Central Bank has decided to maintain current policy interest rates as its Monetary Board is of the view that the current monetary policy stance is appropriate.
Following its monthly Monetary Board meeting held Monday, the Central Bank said the Repurchase rate would remain at 7.50 percent while the Reverse Repurchase rate remains at 9.50 percent.
Current tight policy measures adopted early 2012 to moderate private sector credit expansion proved effective, the Central Bank said in its Monetary Policy Review for February 2013.
The tight policy measures resulted in a marked decline in non-oil imports, narrowing the deficit in the trade account in 2012.
Private sector credit growth declined to 17.6 percent by end 2012 from 34.5 percent at end 2011 although the government and public corporations borrowing from banks remained at 21.7 percent at end 2012.

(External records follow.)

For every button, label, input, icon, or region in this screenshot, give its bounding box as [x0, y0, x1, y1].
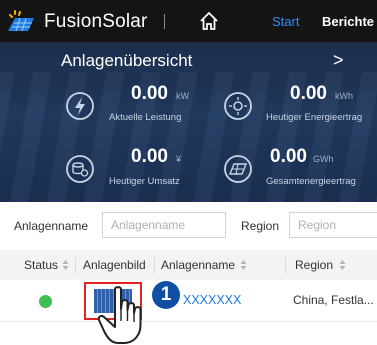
column-header-plant-image: Anlagenbild — [83, 258, 146, 272]
overview-title: Anlagenübersicht — [61, 51, 193, 70]
nav-reports-link[interactable]: Berichte — [322, 14, 374, 29]
current-power-unit: kW — [176, 91, 189, 101]
plant-name-link[interactable]: XXXXXXX — [183, 293, 241, 307]
current-power-value: 0.00 — [131, 83, 168, 104]
column-header-status[interactable]: Status — [24, 258, 58, 272]
pointing-hand-icon — [97, 286, 142, 344]
step-number-badge: 1 — [152, 281, 180, 309]
daily-revenue-unit: ¥ — [176, 154, 182, 164]
panel-total-icon — [224, 155, 252, 183]
chevron-right-icon[interactable]: > — [333, 50, 344, 71]
column-header-plant-name[interactable]: Anlagenname — [161, 258, 235, 272]
region-filter-label: Region — [241, 219, 280, 233]
daily-revenue-label: Heutiger Umsatz — [109, 176, 180, 187]
total-energy-unit: GWh — [313, 154, 334, 164]
coins-icon — [66, 155, 94, 183]
column-divider — [154, 257, 155, 273]
fusionsolar-logo-icon — [8, 10, 34, 32]
sort-icon[interactable] — [240, 259, 247, 271]
sort-icon[interactable] — [339, 259, 346, 271]
plant-table-header: Status Anlagenbild Anlagenname Region — [0, 250, 377, 280]
daily-energy-unit: kWh — [335, 91, 353, 101]
plant-overview-panel: Anlagenübersicht > 0.00 kW Aktuelle Leis… — [0, 42, 377, 202]
column-divider — [285, 257, 286, 273]
column-divider — [75, 257, 76, 273]
nav-start-link[interactable]: Start — [272, 14, 299, 29]
sun-panel-icon — [224, 92, 252, 120]
current-power-label: Aktuelle Leistung — [109, 112, 182, 123]
daily-revenue-value: 0.00 — [131, 146, 168, 167]
sort-icon[interactable] — [62, 259, 69, 271]
brand-name: FusionSolar — [44, 11, 148, 32]
column-header-region[interactable]: Region — [295, 258, 333, 272]
region-filter-input[interactable] — [289, 212, 377, 238]
table-row[interactable]: XXXXXXX China, Festla... — [0, 280, 377, 322]
header-divider — [164, 14, 165, 29]
lightning-icon — [66, 92, 94, 120]
plant-name-filter-input[interactable] — [102, 212, 226, 238]
total-energy-value: 0.00 — [270, 146, 307, 167]
total-energy-label: Gesamtenergieertrag — [266, 176, 356, 187]
plant-name-filter-label: Anlagenname — [14, 219, 89, 233]
status-online-dot — [39, 295, 52, 308]
top-bar: FusionSolar Start Berichte — [0, 0, 377, 42]
daily-energy-label: Heutiger Energieertrag — [266, 112, 363, 123]
home-icon[interactable] — [198, 10, 220, 32]
daily-energy-value: 0.00 — [290, 83, 327, 104]
region-cell: China, Festla... — [293, 293, 374, 307]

Since the objectives of the tight measures have been realized the Central Bank has relaxed the policies somewhat from December 2012 to boost the economic growth.

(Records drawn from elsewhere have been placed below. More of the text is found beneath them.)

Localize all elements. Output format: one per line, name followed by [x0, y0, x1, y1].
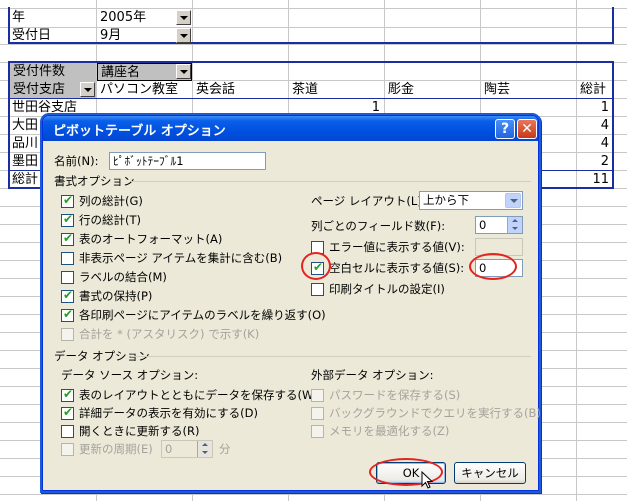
table-cell-total: 4	[600, 136, 609, 151]
close-icon[interactable]: ✕	[517, 119, 537, 139]
page-layout-value: 上から下	[423, 193, 469, 207]
help-icon[interactable]: ?	[495, 119, 515, 139]
col-grand-total-checkbox[interactable]	[61, 193, 74, 208]
spinner-icon	[197, 441, 212, 457]
background-query-label: バックグラウンドでクエリを実行する(B)	[329, 406, 541, 420]
print-titles-checkbox[interactable]	[311, 283, 324, 296]
refresh-interval-label: 更新の周期(E)	[79, 442, 153, 456]
row-header-grand-total: 総計	[12, 172, 39, 187]
refresh-interval-value: 0	[165, 442, 173, 456]
optimize-memory-checkbox	[311, 425, 324, 438]
preserve-format-label[interactable]: 書式の保持(P)	[79, 289, 152, 303]
asterisk-totals-label: 合計を * (アスタリスク) で示す(K)	[79, 327, 260, 341]
save-data-checkbox[interactable]	[61, 387, 74, 402]
row-header: 大田	[12, 118, 39, 133]
row-grand-total-label[interactable]: 行の総計(T)	[79, 213, 141, 227]
dialog-titlebar[interactable]: ピボットテーブル オプション ? ✕	[43, 116, 538, 141]
table-cell-total: 2	[600, 154, 609, 169]
refresh-on-open-label[interactable]: 開くときに更新する(R)	[79, 424, 199, 438]
chevron-down-icon[interactable]	[505, 193, 521, 208]
col-header: 総計	[580, 82, 607, 97]
name-label: 名前(N):	[54, 154, 99, 168]
format-section-divider	[131, 181, 531, 182]
table-cell-total: 4	[600, 118, 609, 133]
save-password-checkbox	[311, 389, 324, 402]
refresh-on-open-checkbox[interactable]	[61, 425, 74, 438]
repeat-labels-checkbox[interactable]	[61, 307, 74, 322]
print-titles-label[interactable]: 印刷タイトルの設定(I)	[329, 282, 445, 296]
cancel-button[interactable]: キャンセル	[454, 462, 526, 484]
table-cell-total: 1	[600, 100, 609, 115]
asterisk-totals-checkbox	[61, 328, 74, 341]
source-section-title: データ ソース オプション:	[61, 368, 199, 382]
external-section-title: 外部データ オプション:	[311, 368, 434, 382]
fields-per-column-value: 0	[479, 218, 487, 232]
dialog-title: ピボットテーブル オプション	[53, 124, 226, 139]
autoformat-label[interactable]: 表のオートフォーマット(A)	[79, 232, 222, 246]
page-field-year-label: 年	[12, 10, 26, 25]
annotation-circle-empty-value	[469, 253, 517, 280]
enable-drilldown-checkbox[interactable]	[61, 405, 74, 420]
autoformat-checkbox[interactable]	[61, 231, 74, 246]
table-cell-grand-total: 11	[592, 172, 609, 187]
hidden-items-label[interactable]: 非表示ページ アイテムを集計に含む(B)	[79, 251, 282, 265]
pivot-options-dialog: ピボットテーブル オプション ? ✕ 名前(N): ﾋﾟﾎﾞｯﾄﾃｰﾌﾞﾙ1 書…	[42, 115, 541, 491]
col-grand-total-label[interactable]: 列の総計(G)	[79, 194, 143, 208]
save-data-label[interactable]: 表のレイアウトとともにデータを保存する(W)	[79, 388, 318, 402]
col-header: 英会話	[196, 82, 236, 97]
optimize-memory-label: メモリを最適化する(Z)	[329, 424, 450, 438]
repeat-labels-label[interactable]: 各印刷ページにアイテムのラベルを繰り返す(O)	[79, 308, 326, 322]
date-dropdown-icon[interactable]	[176, 28, 191, 43]
hidden-items-checkbox[interactable]	[61, 252, 74, 265]
fields-per-column-stepper[interactable]: 0	[475, 216, 523, 234]
row-header: 墨田	[12, 154, 39, 169]
name-input[interactable]: ﾋﾟﾎﾞｯﾄﾃｰﾌﾞﾙ1	[109, 152, 266, 170]
minutes-label: 分	[219, 442, 231, 456]
row-grand-total-checkbox[interactable]	[61, 212, 74, 227]
enable-drilldown-label[interactable]: 詳細データの表示を有効にする(D)	[79, 406, 258, 420]
refresh-interval-checkbox	[61, 443, 74, 456]
col-header: 茶道	[292, 82, 319, 97]
preserve-format-checkbox[interactable]	[61, 288, 74, 303]
data-field-button[interactable]: 受付件数	[10, 63, 96, 81]
annotation-circle-checkbox	[301, 252, 331, 280]
background-query-checkbox	[311, 407, 324, 420]
mouse-cursor-icon	[421, 471, 433, 489]
refresh-interval-stepper: 0	[161, 440, 213, 458]
page-layout-select[interactable]: 上から下	[419, 191, 523, 210]
row-field-dropdown-icon[interactable]	[80, 82, 95, 97]
row-header: 品川	[12, 136, 39, 151]
year-dropdown-icon[interactable]	[176, 10, 191, 25]
spinner-icon[interactable]	[507, 217, 522, 233]
save-password-label: パスワードを保存する(S)	[329, 388, 461, 402]
fields-per-column-label: 列ごとのフィールド数(F):	[311, 219, 446, 233]
page-layout-label: ページ レイアウト(L):	[311, 194, 426, 208]
col-header: 陶芸	[484, 82, 511, 97]
empty-cells-label[interactable]: 空白セルに表示する値(S):	[329, 261, 464, 275]
col-header: 彫金	[388, 82, 415, 97]
format-section-title: 書式オプション	[54, 174, 135, 188]
column-field-dropdown-icon[interactable]	[176, 64, 191, 79]
merge-labels-checkbox[interactable]	[61, 271, 74, 284]
col-header: パソコン教室	[100, 82, 179, 97]
page-field-date-label: 受付日	[12, 28, 52, 43]
data-section-divider	[131, 356, 531, 357]
error-value-label[interactable]: エラー値に表示する値(V):	[329, 240, 465, 254]
merge-labels-label[interactable]: ラベルの結合(M)	[79, 270, 167, 284]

The Bank expects the reduction in policy interest rates and the expiration of the credit ceiling in December 2012 to support the economy to move towards its full potential in 2013.
While inflation remained at single digit levels over the past four years, it rose to 9.8 percent, year-on-year, in January 2013. The Central Bank attributed the rise in inflation to the adverse weather conditions affecting vegetable prices.
The Bank expects the inflation to remain the same for February and decline afterwards.